In Search of Video Event Semantics
Supervisor(s) and Committee member(s): Advisor(s): Arnold W.M. Smeulders (promotor), Cees G.M. Snoek (co-promotor).
In this thesis we aim to represent an event in a video using semantic features. We start from a bank of concept detectors for representing events in video.
At first we considered the relevance of concepts to the event inside the video representation. We address the problem of video event classification using a bank of concept detectors. Different from existing work, which simply relies on a bank containing all available detectors, we propose an algorithm that learns from examples what concepts in bank are most informative per event.
Secondly, we concentrated on the accuracy of concept detectors. Different from existing works, which obtain a semantic representation by training concepts over entire video clips, we propose an algorithm that learns a set of relevant frames as the concept prototypes from web video examples, without the need for frame-level annotations, and use them for representing an event video.
Thirdly, we consider the problem of searching video events with concepts. We aim at querying web videos for events using only a handful of video query examples, where the standard approach learns a ranker from hundreds of examples. We consider a semantic representation, consisting of off-the-shelf concept detectors, to capture the variance in semantic appearance of events.
Finally, we consider the problem of video event search without semantic concepts. The prevailing solutions in literature rely on a semantic video representation obtained from thousands of pre-trained concept detectors. Different from them, we propose a new semantic video representation that is based on freely available social tagged videos only, without the need for training any intermediate concept detectors.

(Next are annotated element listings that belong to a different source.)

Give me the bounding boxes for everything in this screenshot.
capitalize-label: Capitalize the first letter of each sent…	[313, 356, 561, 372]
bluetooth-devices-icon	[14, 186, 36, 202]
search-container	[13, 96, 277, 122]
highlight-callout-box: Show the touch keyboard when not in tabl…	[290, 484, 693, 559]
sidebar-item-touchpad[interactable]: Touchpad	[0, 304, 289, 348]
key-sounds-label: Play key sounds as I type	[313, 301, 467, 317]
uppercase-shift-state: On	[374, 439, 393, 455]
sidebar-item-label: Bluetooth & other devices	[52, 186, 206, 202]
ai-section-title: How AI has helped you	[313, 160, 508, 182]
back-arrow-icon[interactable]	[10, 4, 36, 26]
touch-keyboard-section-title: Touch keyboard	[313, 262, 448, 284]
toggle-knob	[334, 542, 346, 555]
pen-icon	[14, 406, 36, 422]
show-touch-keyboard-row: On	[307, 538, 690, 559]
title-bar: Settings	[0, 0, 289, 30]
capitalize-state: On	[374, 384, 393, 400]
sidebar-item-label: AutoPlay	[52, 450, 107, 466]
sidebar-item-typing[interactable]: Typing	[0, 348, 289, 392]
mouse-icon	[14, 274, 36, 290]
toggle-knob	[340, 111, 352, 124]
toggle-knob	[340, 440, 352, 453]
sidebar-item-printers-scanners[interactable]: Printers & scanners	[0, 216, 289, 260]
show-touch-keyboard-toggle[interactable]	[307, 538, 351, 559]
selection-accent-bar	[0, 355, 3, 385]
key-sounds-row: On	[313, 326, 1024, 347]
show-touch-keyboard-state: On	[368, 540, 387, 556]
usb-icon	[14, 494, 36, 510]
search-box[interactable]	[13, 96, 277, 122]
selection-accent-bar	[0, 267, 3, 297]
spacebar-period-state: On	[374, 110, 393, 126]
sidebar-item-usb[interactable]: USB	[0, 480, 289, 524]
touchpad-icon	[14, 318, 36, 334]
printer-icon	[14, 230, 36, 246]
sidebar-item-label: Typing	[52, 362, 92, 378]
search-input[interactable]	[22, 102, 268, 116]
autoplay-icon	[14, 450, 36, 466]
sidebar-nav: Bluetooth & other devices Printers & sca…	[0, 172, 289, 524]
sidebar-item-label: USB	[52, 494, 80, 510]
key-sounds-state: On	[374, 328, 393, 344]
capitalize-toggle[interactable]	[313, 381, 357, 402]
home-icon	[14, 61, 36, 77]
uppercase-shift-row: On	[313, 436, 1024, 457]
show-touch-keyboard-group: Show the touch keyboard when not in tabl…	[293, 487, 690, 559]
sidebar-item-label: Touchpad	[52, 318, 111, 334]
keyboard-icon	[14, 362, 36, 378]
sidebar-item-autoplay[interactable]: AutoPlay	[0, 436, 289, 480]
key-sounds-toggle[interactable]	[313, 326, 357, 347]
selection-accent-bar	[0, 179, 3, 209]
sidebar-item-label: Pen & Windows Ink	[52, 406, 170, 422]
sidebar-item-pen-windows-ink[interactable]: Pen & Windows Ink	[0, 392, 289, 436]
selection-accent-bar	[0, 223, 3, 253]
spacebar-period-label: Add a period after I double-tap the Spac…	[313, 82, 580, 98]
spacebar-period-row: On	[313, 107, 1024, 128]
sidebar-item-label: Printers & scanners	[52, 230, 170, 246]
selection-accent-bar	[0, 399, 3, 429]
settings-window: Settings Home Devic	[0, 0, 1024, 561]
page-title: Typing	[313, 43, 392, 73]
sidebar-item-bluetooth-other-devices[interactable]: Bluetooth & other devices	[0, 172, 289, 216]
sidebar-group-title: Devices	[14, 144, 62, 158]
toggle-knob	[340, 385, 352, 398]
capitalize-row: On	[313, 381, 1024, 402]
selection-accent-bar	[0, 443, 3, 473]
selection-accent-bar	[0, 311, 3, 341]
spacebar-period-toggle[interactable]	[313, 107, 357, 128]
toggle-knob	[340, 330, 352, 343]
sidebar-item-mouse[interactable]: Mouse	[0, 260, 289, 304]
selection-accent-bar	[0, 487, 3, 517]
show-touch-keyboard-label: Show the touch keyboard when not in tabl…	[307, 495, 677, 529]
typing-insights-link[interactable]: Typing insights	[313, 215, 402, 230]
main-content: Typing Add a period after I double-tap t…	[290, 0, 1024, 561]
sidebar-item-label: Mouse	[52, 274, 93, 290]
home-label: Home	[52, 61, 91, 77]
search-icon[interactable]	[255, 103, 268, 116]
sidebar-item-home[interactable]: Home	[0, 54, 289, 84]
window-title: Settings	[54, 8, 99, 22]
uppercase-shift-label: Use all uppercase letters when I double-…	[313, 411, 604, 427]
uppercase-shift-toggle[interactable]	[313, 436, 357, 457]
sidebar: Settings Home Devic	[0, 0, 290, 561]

Intelligent Sensory Information Systems group
The world is full of digital images and videos. In this deluge of visual information, the grand challenge is to unlock its content. This quest is the central research aim of the Intelligent Sensory Information Systems group. We address the complete knowledge chain of image and video retrieval by machine and human. Topics of study are semantic understanding, image and video mining, interactive picture analytics, and scalability. Our research strives for automation that matches human visual cognition, interaction surpassing man and machine intelligence, visualization blending it all in interfaces giving instant insight, and database architectures for extreme sized visual collections. Our research culminates in state-of-the-art image and video search engines which we evaluate in leading benchmarks, often as the best performer, in user studies, and in challenging applications.